Recuerdo en el año 2019 haber estado cenando en el barrio de las Letras de Madrid con Haf Neskens, el filántropo holandés asentado en Barcelona, y varios amigos y conocidos. Se hablaba de arte y política y Raphael Minder, entonces corresponsal del The New York Times para España y Portugal (ahora lo es del Financial Times en Varsovia), sonriendo levemente dijo: «Aquí lo interesante sería apostar cuándo se va a acabar, si mañana o la semana que viene, la costumbre española de saludarse con cualquier persona del sexo opuesto dándole dos besos».

Eran los primeros días del Covid y su periódico acababa de mandarle por correo desde Nueva York dos grandes cajas de mascarillas, que en España todavía no llevaba nadie, salvo los tenderos chinos, pero en las que ya pensábamos todos, o por lo menos todos los medianamente sensatos. La costumbre de los dos besos desapareció, como tantas otras cosas.

Atenuada la epidemia, volvió a imponerse con naturalidad la acendrada costumbre, pero ahora algo atenuada y como sometida a revisión, a vacilación o cálculo, empezaron a no ser automáticos los besos. Algunos, antes del contacto, se preguntaban si el beso era seguro, si el otro no sería portador de algún virus contagioso.

«Hay que ir tomando precauciones elementales, y la primera debería ser suprimir los dos besos»

Ahora leo de vez en cuando la queja, casi siempre por parte de algunas columnistas izquierdistas y feministas, contra la costumbre, casi obligación, de besar y ser besadas por hombres a los que se les acaba de presentar, lo cual les parece especialmente desafortunado en ámbitos laborales. «¿Por qué cuando se saludan dos varones les basta con darse la mano, y a mí me tienen que estampar sus labios en las mejillas, con un efecto diferenciador, sexualizante? A lo mejor no me gusta someterme por principio a un contacto tan estrecho, a lo mejor el tipo es un baboso, o sencillamente me desagrada».

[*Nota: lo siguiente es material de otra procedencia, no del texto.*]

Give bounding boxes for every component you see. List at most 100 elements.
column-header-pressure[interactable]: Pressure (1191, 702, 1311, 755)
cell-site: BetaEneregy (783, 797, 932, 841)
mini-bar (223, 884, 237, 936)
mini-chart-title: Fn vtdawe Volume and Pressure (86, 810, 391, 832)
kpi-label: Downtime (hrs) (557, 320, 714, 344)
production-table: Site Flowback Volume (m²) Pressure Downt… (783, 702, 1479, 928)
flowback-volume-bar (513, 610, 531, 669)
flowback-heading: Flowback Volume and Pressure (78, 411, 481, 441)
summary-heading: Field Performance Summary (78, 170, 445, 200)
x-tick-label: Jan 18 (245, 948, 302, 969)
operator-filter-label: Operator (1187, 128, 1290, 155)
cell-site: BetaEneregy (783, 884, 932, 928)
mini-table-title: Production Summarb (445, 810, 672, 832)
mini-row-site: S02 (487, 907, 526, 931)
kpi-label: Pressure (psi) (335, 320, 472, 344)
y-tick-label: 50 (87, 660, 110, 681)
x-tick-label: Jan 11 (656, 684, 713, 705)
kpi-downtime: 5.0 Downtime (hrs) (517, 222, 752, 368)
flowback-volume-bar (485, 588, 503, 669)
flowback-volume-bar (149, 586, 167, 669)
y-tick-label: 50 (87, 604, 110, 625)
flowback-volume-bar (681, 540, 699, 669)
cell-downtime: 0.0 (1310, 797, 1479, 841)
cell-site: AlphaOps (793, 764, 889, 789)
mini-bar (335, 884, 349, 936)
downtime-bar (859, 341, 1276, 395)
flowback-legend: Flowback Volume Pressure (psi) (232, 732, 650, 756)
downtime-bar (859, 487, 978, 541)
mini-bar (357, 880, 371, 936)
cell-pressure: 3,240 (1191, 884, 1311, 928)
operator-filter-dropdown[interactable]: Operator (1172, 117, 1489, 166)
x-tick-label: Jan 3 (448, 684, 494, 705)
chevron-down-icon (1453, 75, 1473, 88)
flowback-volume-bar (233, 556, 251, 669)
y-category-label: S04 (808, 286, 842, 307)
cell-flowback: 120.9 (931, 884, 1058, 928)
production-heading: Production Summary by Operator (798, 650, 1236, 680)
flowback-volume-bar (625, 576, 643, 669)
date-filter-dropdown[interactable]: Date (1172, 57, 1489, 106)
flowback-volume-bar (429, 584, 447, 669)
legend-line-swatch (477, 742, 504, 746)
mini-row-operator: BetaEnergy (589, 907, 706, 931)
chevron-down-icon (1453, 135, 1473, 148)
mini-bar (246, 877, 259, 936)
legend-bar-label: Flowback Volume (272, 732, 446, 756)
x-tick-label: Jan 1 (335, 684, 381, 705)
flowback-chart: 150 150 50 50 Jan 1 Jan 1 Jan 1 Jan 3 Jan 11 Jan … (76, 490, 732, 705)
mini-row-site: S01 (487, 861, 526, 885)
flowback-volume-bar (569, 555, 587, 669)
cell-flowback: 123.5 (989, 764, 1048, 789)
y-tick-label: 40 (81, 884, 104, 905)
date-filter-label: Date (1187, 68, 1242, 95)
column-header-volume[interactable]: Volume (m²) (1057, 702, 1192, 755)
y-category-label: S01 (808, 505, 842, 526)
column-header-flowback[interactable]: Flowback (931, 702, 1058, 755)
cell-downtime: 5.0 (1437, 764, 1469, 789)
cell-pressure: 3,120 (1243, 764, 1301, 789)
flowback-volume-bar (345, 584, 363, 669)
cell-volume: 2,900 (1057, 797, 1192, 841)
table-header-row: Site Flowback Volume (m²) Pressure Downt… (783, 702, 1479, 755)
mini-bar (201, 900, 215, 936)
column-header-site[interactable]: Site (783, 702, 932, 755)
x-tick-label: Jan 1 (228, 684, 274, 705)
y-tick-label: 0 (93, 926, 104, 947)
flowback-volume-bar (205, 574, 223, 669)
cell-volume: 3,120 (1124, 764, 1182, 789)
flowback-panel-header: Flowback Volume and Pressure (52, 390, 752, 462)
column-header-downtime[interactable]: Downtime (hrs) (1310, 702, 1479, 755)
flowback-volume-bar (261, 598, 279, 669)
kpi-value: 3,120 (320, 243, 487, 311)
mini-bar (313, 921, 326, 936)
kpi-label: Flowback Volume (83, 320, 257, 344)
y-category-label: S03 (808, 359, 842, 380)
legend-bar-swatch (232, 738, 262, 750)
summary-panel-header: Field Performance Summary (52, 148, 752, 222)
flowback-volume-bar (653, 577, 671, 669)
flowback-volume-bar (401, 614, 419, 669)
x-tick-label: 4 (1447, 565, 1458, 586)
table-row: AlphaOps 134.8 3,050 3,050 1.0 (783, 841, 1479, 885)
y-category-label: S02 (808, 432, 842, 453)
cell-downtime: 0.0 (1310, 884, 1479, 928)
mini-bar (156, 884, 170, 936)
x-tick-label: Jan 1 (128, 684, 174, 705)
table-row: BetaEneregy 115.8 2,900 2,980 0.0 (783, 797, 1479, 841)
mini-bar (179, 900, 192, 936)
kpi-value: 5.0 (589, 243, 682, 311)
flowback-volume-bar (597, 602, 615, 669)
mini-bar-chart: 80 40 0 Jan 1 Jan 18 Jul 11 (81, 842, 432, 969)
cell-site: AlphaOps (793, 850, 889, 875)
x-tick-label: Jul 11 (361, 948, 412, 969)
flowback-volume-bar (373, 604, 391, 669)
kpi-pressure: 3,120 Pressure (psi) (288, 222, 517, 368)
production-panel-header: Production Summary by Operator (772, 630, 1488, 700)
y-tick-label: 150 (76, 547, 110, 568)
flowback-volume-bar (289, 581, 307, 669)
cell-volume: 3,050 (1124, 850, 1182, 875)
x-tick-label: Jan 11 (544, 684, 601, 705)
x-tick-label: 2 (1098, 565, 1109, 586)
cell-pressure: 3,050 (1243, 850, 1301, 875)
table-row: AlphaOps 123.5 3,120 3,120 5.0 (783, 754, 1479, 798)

Pensándolo bien, tienen razón. Y no sólo porque la Organización Mundial de la Salud advirtiese ayer que es inevitable la próxima irrupción de otra pandemia, probablemente otro virus, y que los países del mundo no están coordinados para reaccionar con menos errores que los que cometimos hace cinco años, cuando el Covid. «Lo pagaremos caro», predijo el portavoz. Hay que ir tomando precauciones elementales, y la primera debería ser suprimir los dos besos. También porque son una incomodidad: hay que inclinarse, ser cuidadosos con no ser excesivamente efusivos, ni tan etéreos que parezca que te desagrada el contacto. La presión debe ser la justa, leve pero también firme, confiada.

Los besos más extraños son esos amagos o parodias que se dan, besando el aire, casi besando, dos mujeres que van maquilladas. En realidad, en fin, los dos besos son siempre un rito vacío, no significan absolutamente nada. Especialmente cuando te presentan simultáneamente a varias mujeres –o a ellas les presentan a varios varones— y entonces hay que repetir el gesto, besar primero a una, a renglón seguido a otra, y luego a la tercera, produciéndose necesariamente pasos confusos y desplazamientos incómodos de todo el grupo como de bailar la yenka para aterrizar, con los labios en una, dos, tres, cuatro, cinco o seis mejillas.

Hay que acabar con ese despropósito. Yo ya predico con el ejemplo. Por principio, doy la mano. Al hacerlo así me doy cuenta de que a algunas mujeres les desconcierta, les parece un poco raro y a alguna, quizá incluso presuntuoso y ofensivo. Otras es posible que sientan alivio. A mí me da igual. Sigo cediendo el paso o el asiento a las mujeres, y me pongo de pie cuando una entra en una habitación donde yo estoy sentado, pero a los dos besos les he puesto cruz y raya. La decisión -¡pese a quien pese!-, está tomada. Se acabó. Me considero feminista y no me gusta bailar la yenka.